One reason for this imbalance is that mitigation projects are far more profitable for large corporations than are the smaller scale boots-on-the-ground strategies needed to help populations adapt.
We may never properly understand the causes of climate change or its future trajectory, but we do know that people need help now. Let’s focus our lobbying efforts there.
Tom Harris, Executive Director
International Climate Science Coalition (ICSC)
* * *
Positive News from Park City School District
At the May 3rd school board meeting, a significant and positive event occurred!
Following the community concerns voiced at the January 19th meeting where the school board supported reforming Park City’s school food program, a Task Force of eleven stakeholders, including teachers, students, parents, nutrition and health specialists, administrators and chefs, was assembled to develop a 3-year plan of action to make that happen. Last week, the Task Force revealed four goals that will favorably change school food, beginning in the fall 2016. Over the next three years, the Task Force aims to rebrand Park City school food based on nutritious, great-tasting, cooked on-site food coupled with nutrition education and measurements.
To achieve these fundamental goals, commitment and resources from the school district and our community are essential. To that end, the school board approved $154,000 in capital expenditures to upgrade school kitchens with necessary equipment and deemed increased costs for food and labor "good investments in our kids’ health". As the driving advocacy group for this effort, EATS Eat Awesome Things at School applauds Elizabeth Strasser, Child Nutrition Services Director, who headed the Task Force, the school board and superintendent Ember Conley for their hard work and commitment to improving the lives of our children through fueling their bodies and minds with healthy nutrition.
In studying districts in other states who’ve implemented these types of changes, EATS knows that nutrition education is critical to the students’ consumption of healthier foods.
Along with integrating these concepts into curriculum, EATS Park City will continue to supplement food education through taste tests, cooking classes and school gardens. As a non-profit, we rely on grants, corporate donors and individual donors to fund our programs. We want to thank all those you supported us at our fundraiser, FORK in the Road, on May 13th, sponsored by EPICPromise. Together, let’s continue this optimism and forward progress for all our kids’ health and well-being!
Presentation slides and more details on the Task Force goals can be found here: http://www.boarddocs.com/ut/pcsd/Board.nsf/goto?open&id=A9FT5D74E6FD
President/Co-Founders EATS Park City
* * *
Students want teachers to stay at Learning Center
I am a student at Park City Learning Center who cares deeply about the well-being of our school and the people in it. Right now, the majority of us are greatly concerned about two of our teachers that are not being renewed next year.

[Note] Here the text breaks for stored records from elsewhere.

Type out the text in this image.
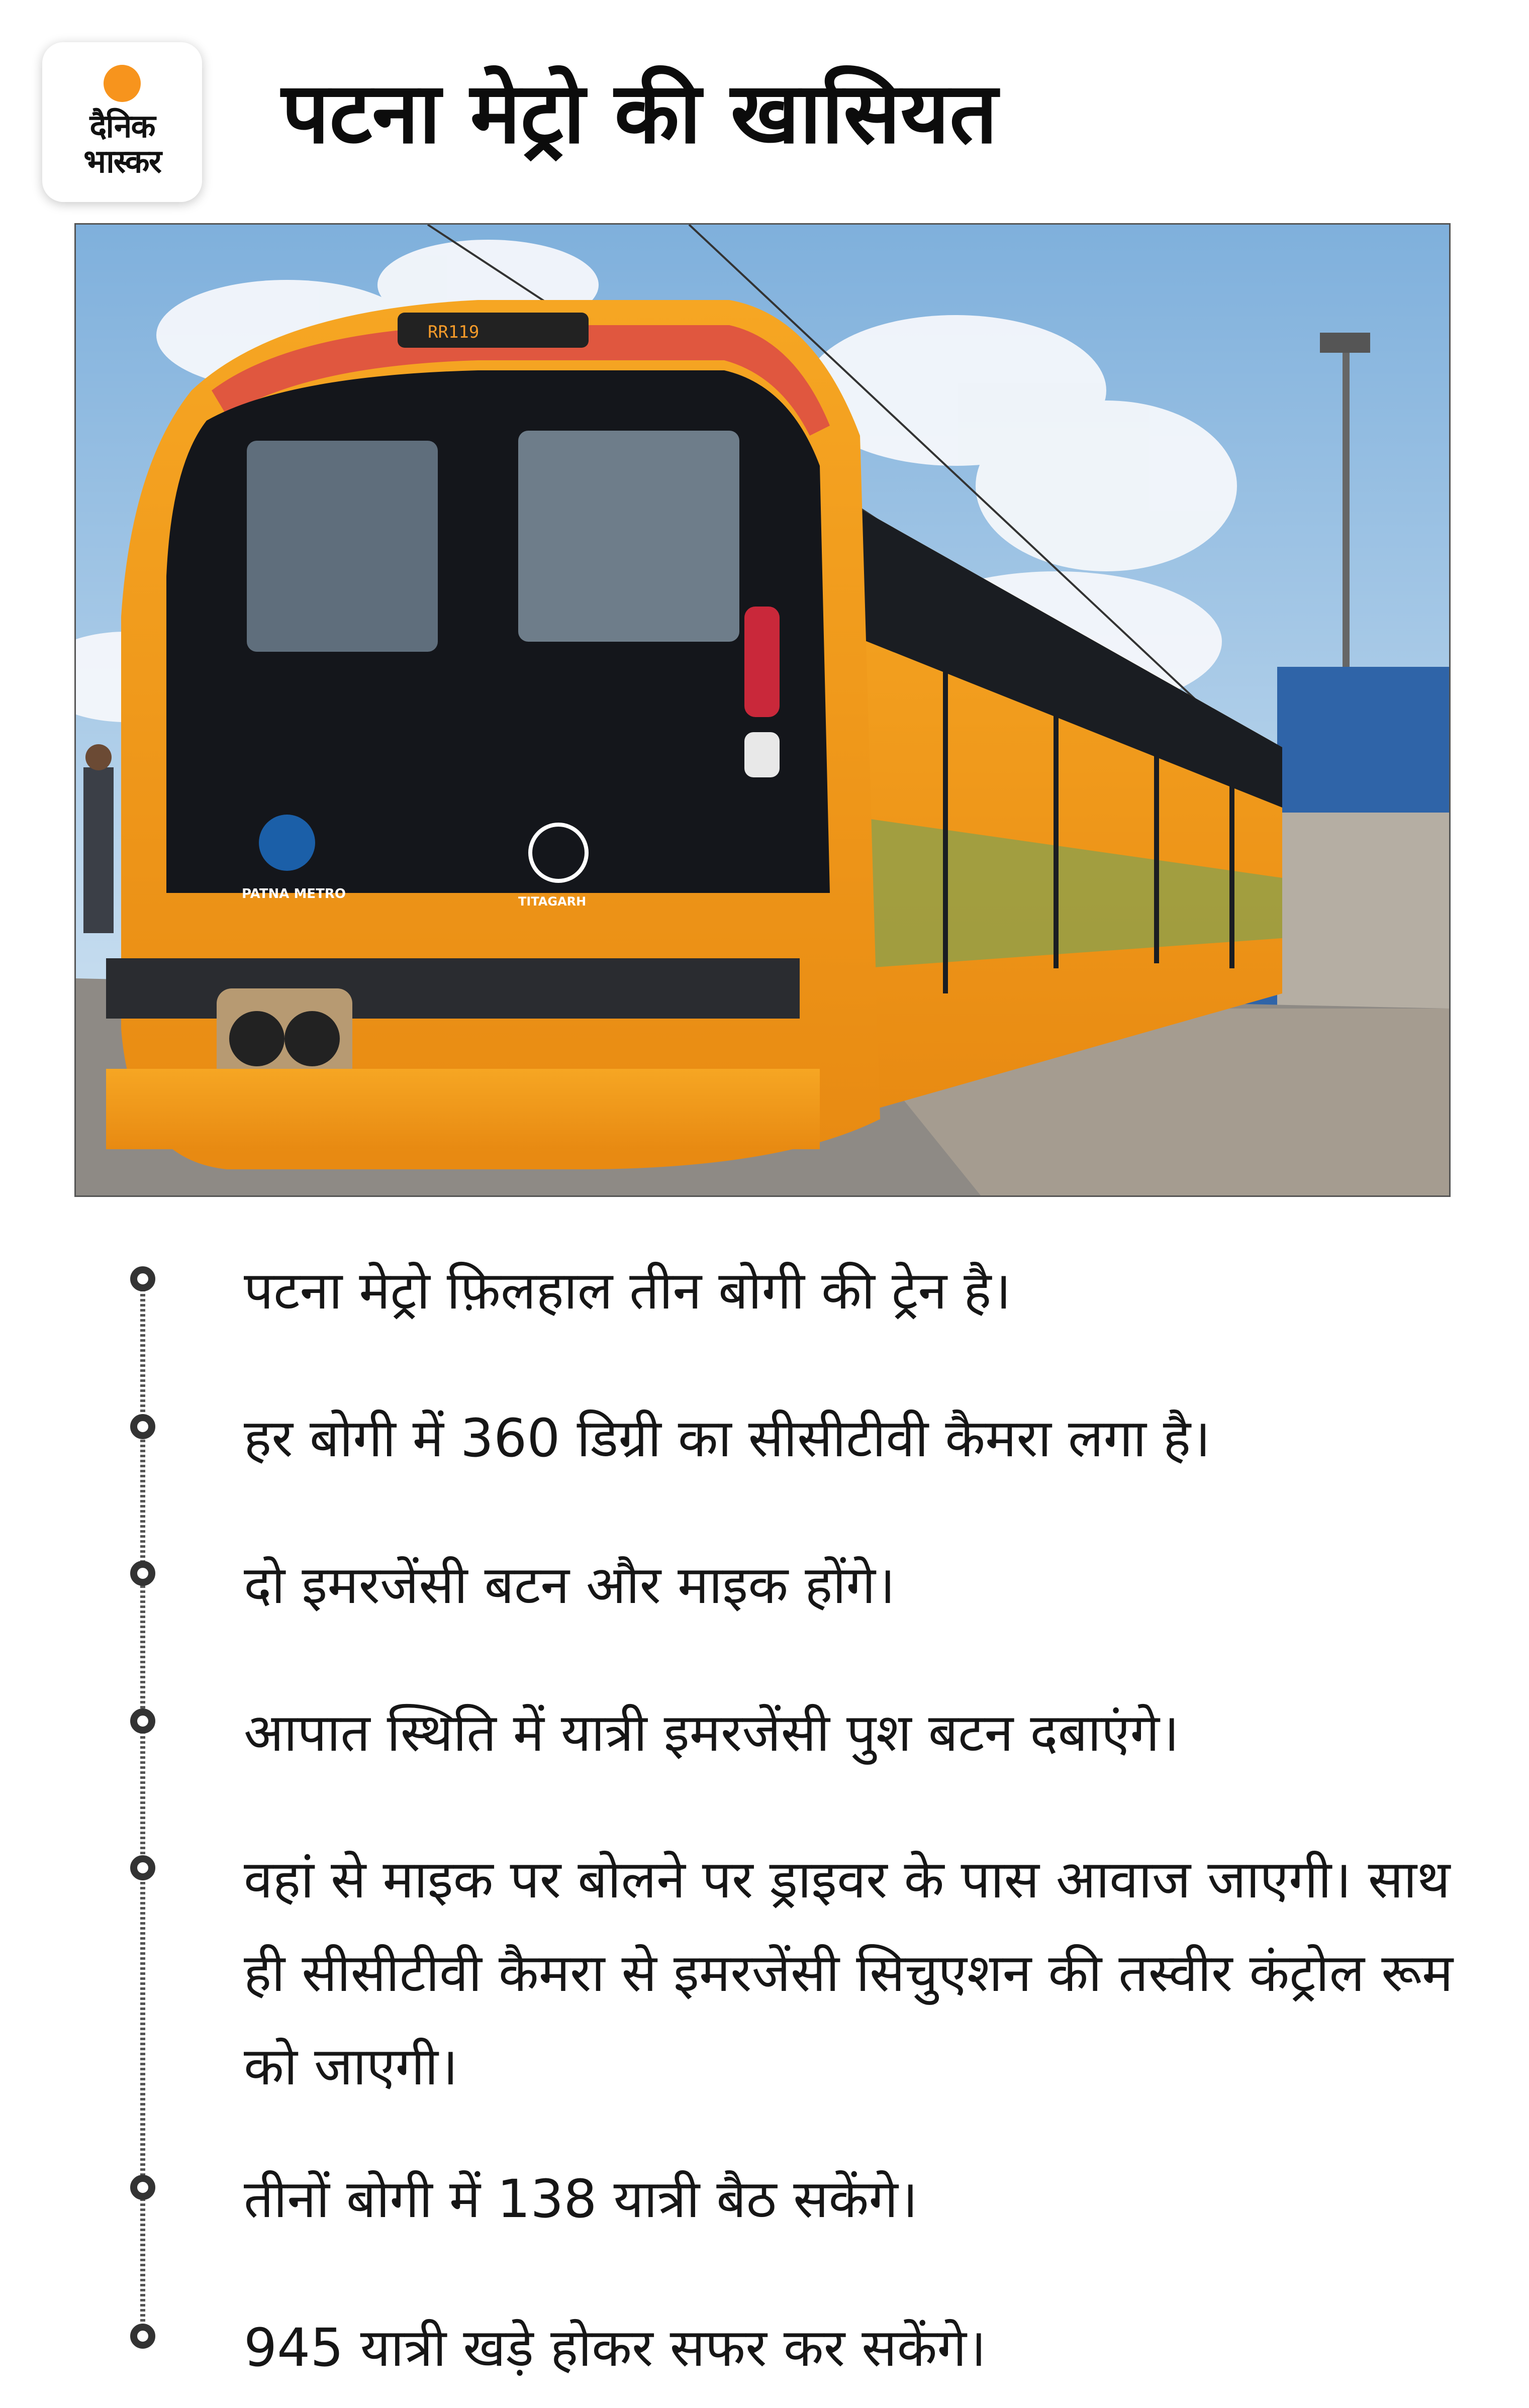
दैनिक
भास्कर पटना मेट्रो की खासियत
RR119
PATNA METRO	TITAGARH
पटना मेट्रो फ़िलहाल तीन बोगी की ट्रेन है।
हर बोगी में 360 डिग्री का सीसीटीवी कैमरा लगा है।
दो इमरजेंसी बटन और माइक होंगे।
आपात स्थिति में यात्री इमरजेंसी पुश बटन दबाएंगे।
वहां से माइक पर बोलने पर ड्राइवर के पास आवाज जाएगी। साथ ही सीसीटीवी कैमरा से इमरजेंसी सिचुएशन की तस्वीर कंट्रोल रूम को जाएगी।
तीनों बोगी में 138 यात्री बैठ सकेंगे।
945 यात्री खड़े होकर सफर कर सकेंगे।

We have been trying to make a difference for what we believe to be an injustice. Our efforts so far have included emailing the Superintendent, speaking at a school district board meeting, meeting as a group with the Superintendent, and creating a petition signed by current and past students, as well as some parents, but nothing has made a difference. We get the same repetitive reply, "There’s nothing we can do." But, how does this make any sense?
Both teachers have created a fun, unique, and engaging learning environment and have great, trusting relationships with their students. A lot of us struggle with school, but these teachers have an amazing ability to connect with students at every level resulting in us thriving and learning (unlike many others).
Consistency is a good thing as far as it goes with school. There have been multiple math and social studies teachers in the past few years and now we have the two best, so why are we letting them go? It is really sad how little the district has done to respond to our queries. I believe if the community got to know a little bit about our incredible teachers we could help them keep their jobs. We need to work as a community to do something about this problem. After all, it seems like our district will only respond once issues are made public.
As the so-called "customers" of the school, I think we students should get a say in who teaches us. Our current teachers are incredible, irreplaceable, and we love them. Please help us to do what is right.